A internet em UBS deve ganhar nova etapa de expansão no Brasil com editais federais voltados à conexão de unidades básicas de saúde e ao fortalecimento da telessaúde no Sistema Único de Saúde (SUS). A medida mira principalmente regiões vulneráveis, distantes dos grandes centros e com dificuldade de acesso a especialistas.
Segundo o Ministério das Comunicações, a proposta é conectar até 3,8 mil Unidades Básicas de Saúde e beneficiar cerca de 2,5 milhões de brasileiros que ainda enfrentam problemas de conectividade. Na Amazônia, o tema tem impacto direto sobre comunidades rurais, ribeirinhas, indígenas, quilombolas e municípios onde a distância ainda pesa no acesso ao atendimento médico. Na prática, a internet em UBS pode aproximar pacientes de especialistas sem exigir grandes deslocamentos.
Internet em UBS reforça atendimento em áreas isoladas
O edital voltado à internet em UBS prevê investimento de R$ 104 milhões para ampliar a conectividade das unidades básicas de saúde. A iniciativa deve atender municípios dos 26 estados e do Distrito Federal, com prioridade para locais onde o acesso à internet ainda é insuficiente ou instável.
A proposta é fazer com que a tecnologia ajude a reduzir desigualdades regionais no atendimento. Em regiões remotas da Amazônia, por exemplo, uma consulta especializada pode depender de deslocamento por estrada, barco ou longas viagens até centros urbanos maiores. Com a telessaúde, parte desse processo pode ser antecipada, orientada ou acompanhada por meios digitais.

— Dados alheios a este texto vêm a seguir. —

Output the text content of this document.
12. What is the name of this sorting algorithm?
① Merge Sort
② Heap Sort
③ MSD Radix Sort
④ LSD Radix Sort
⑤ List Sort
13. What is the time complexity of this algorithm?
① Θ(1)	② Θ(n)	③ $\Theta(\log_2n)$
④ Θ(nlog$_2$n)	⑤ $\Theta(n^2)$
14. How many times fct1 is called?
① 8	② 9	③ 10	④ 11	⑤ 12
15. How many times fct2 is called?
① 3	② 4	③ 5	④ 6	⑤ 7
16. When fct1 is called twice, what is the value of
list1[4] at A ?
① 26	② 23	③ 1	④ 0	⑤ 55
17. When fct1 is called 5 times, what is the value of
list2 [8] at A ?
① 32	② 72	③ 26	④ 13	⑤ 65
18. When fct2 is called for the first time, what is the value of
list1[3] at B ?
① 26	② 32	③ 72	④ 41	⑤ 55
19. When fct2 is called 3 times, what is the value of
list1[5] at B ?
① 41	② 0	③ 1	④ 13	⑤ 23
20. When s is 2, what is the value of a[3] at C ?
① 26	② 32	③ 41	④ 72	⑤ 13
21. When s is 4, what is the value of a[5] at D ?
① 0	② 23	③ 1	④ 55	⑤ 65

De acordo com o Ministério das Comunicações, as empresas e provedores interessados deverão apresentar propostas que incluam não apenas a conexão por fibra óptica ou satélite, mas também a instalação de redes Wi-Fi internas nas unidades de saúde. Essa estrutura é considerada essencial para que equipes médicas e administrativas possam usar sistemas, prontuários, ferramentas de teleatendimento e comunicação interna.
Medida dialoga com a realidade da Amazônia
Embora o edital tenha alcance nacional, o tema tem peso especial na Região Norte. A internet em UBS pode ter efeito prático em áreas onde a presença de especialistas é limitada e onde a logística dificulta o acesso rápido a consultas, exames e cirurgias.
Em Rondônia, a pauta se conecta à realidade de distritos, comunidades rurais, áreas ribeirinhas e localidades afastadas dos centros urbanos. Nessas regiões, a conectividade não é apenas uma ferramenta tecnológica. Ela pode se tornar parte da estrutura básica para organizar atendimentos, reduzir filas e fortalecer a comunicação entre profissionais da saúde.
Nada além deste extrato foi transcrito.